Opinion » The Rant

Snow Cones and Nazis: Twitter Keyboard Commandoes Strike Again



The billionaire Reimann family — owners of Krispy Kreme, Einstein Bros. Bagels, Panera Bread, Dr. Pepper, Stumptown Coffee, and a long list of other brands in your pantry and bathroom cabinet — recently confessed that their progenitor was a straight-up Nazi. Albert and Albert Jr., who died in 1954 and 1984, respectively, didn't speak of those days. The Reimann heirs believed a 1978 report had uncovered all there was to see about their family's Nazi past.

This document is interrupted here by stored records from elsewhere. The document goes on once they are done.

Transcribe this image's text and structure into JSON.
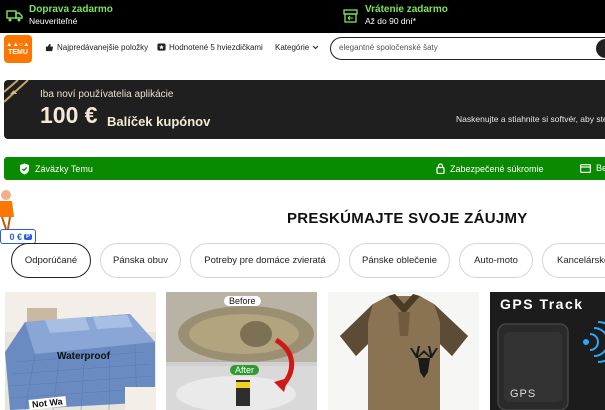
{
  "topbar": {
    "shipping_title": "Doprava zadarmo",
    "shipping_sub": "Neuveriteľné",
    "returns_title": "Vrátenie zadarmo",
    "returns_sub": "Až do 90 dní*"
  },
  "header": {
    "logo_text": "TEMU",
    "nav": [
      "Najpredávanejšie položky",
      "Hodnotené 5 hviezdičkami",
      "Kategórie"
    ],
    "search_placeholder": "elegantné spoločenské šaty"
  },
  "banner": {
    "small_text": "Iba noví používatelia aplikácie",
    "amount": "100 €",
    "package": "Balíček kupónov",
    "right_text": "Naskenujte a stiahnite si softvér, aby ste z"
  },
  "trust_bar": {
    "commitments": "Záväzky Temu",
    "privacy": "Zabezpečené súkromie",
    "third": "Be"
  },
  "price_badge": "0 €",
  "section_title": "PRESKÚMAJTE SVOJE ZÁUJMY",
  "categories": [
    "Odporúčané",
    "Pánska obuv",
    "Potreby pre domáce zvieratá",
    "Pánske oblečenie",
    "Auto-moto",
    "Kancelárske"
  ],
  "products": {
    "p1_label": "Waterproof",
    "p1_label2": "Not Wa",
    "p2_before": "Before",
    "p2_after": "After",
    "p4_title": "GPS Track",
    "p4_device": "GPS"
  },
  "colors": {
    "accent_green": "#0a8a00",
    "brand_orange": "#fb7701",
    "promo_green": "#7ee35a"
  }
}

They maintained that they were "reluctant" employers of slaves and prisoners of war in their chemical plants: That was the cost of doing business back then. Further research, commissioned by the family a few years ago, revealed otherwise. Father and son were avowed anti-Semites and early donors to the SS. Huge Hitler fans.

"They belonged in prison," a family spokesman told German newspaper Bild. The Reimanns pledged to donate $11 million to charity after learning the extent of their ancestors' crimes.

"Never get another dollar from me again," one Twitter user said. "And I bet I'm not alone."

Others: "Oh well, another business I don't have [sic] patronize."

"You have no loyalty and made a lot of enemies."

"Never buying a snow cone from y'all again."

Okay, wait. My bad. I must have gotten my notes mixed up. Those quotes aren't about the Nazi bagel family. That story barely registered a blip on the outrage meter; I stumbled across it five levels deep into the Washington Post app.

Tennessee traitors? Nope, it’s Jerry’s Sno Cones. - JUSTIN FOX BURKS
  • Justin Fox Burks
  • Tennessee traitors? Nope, it’s Jerry’s Sno Cones.

No, those comments were a sampling of responses to locally beloved icy treat purveyor Jerry's Sno Cones after they tweeted a picture of an orange UT-themed Jerry's shirt with good luck wishes for the Volunteers in the NCAA Tournament. For this apparent mortal sin, a small army of snow cone snowflakes masquerading as "real Tiger fans" bullied @ConesJerry into deactivating their account.

If you weren't convinced by now that Twitter has outlived its usefulness as a medium for polite and reasonable conversation, re-read the sentence above. It's the most embarrassing thing a handful of people has done in the name of "Tiger Nation" since the Calipari lawn vigil a decade ago.

I only wish the person running the account — probably some teenage employee trying to build a portfolio for job applications — had been empowered to respond appropriately: "We'll sure miss you in the line this summer, @TiptonTyger5892335. We hate to lose a regular." Or "When the Tigers make the tournament, we'll post something for them, too." They could have turned off notifications and deleted the app for a few days. Shortly after Jerry's was "canceled," Purdue sent the Vols and their orange-and-white trousers back to Knoxville.

Twitter is the only place where acknowledging the existence of other universities in the state is viewed with frothing rage as an affront to "901 loyalty," because who would say that out loud? That's the beauty/agony of the platform. You don't even have to consider whether your tweet is thoughtful, right, or stable. Just chuck it like a Frisbee and hope someone catches it. And if someone calls you out for saying something ridiculous? Well, they need to learn how to take a joke. I swear, for every connection I've made on that website, there are at least two asinine takes I wish I'd never read.

Want to be angry at a business? There are so many to choose from, and so many legitimate reasons. Get mad that one chicken restaurant can't stop bankrolling anti-LGBTQ organizations or disrupting traffic on Poplar. Stay forever mad that one family owns almost every bagel and coffee chain in America — a fact that depressed me before I learned they're a couple generations removed from actual Nazis. Look around and observe all the conveniently timed exterior projects in Memphis: How many companies could have spent their tax cuts on payroll and hiring, but opted to paint the building gray instead? Shake your fist at pay inequality, crappy family leave policies, CEO compensation, and all the other gross side effects of capitalism. Instead folks are pitching fits over a snow cone stand and an orange T-shirt. Very cool.

Jen Clarke is an unapologetic Memphian and digital marketing specialist.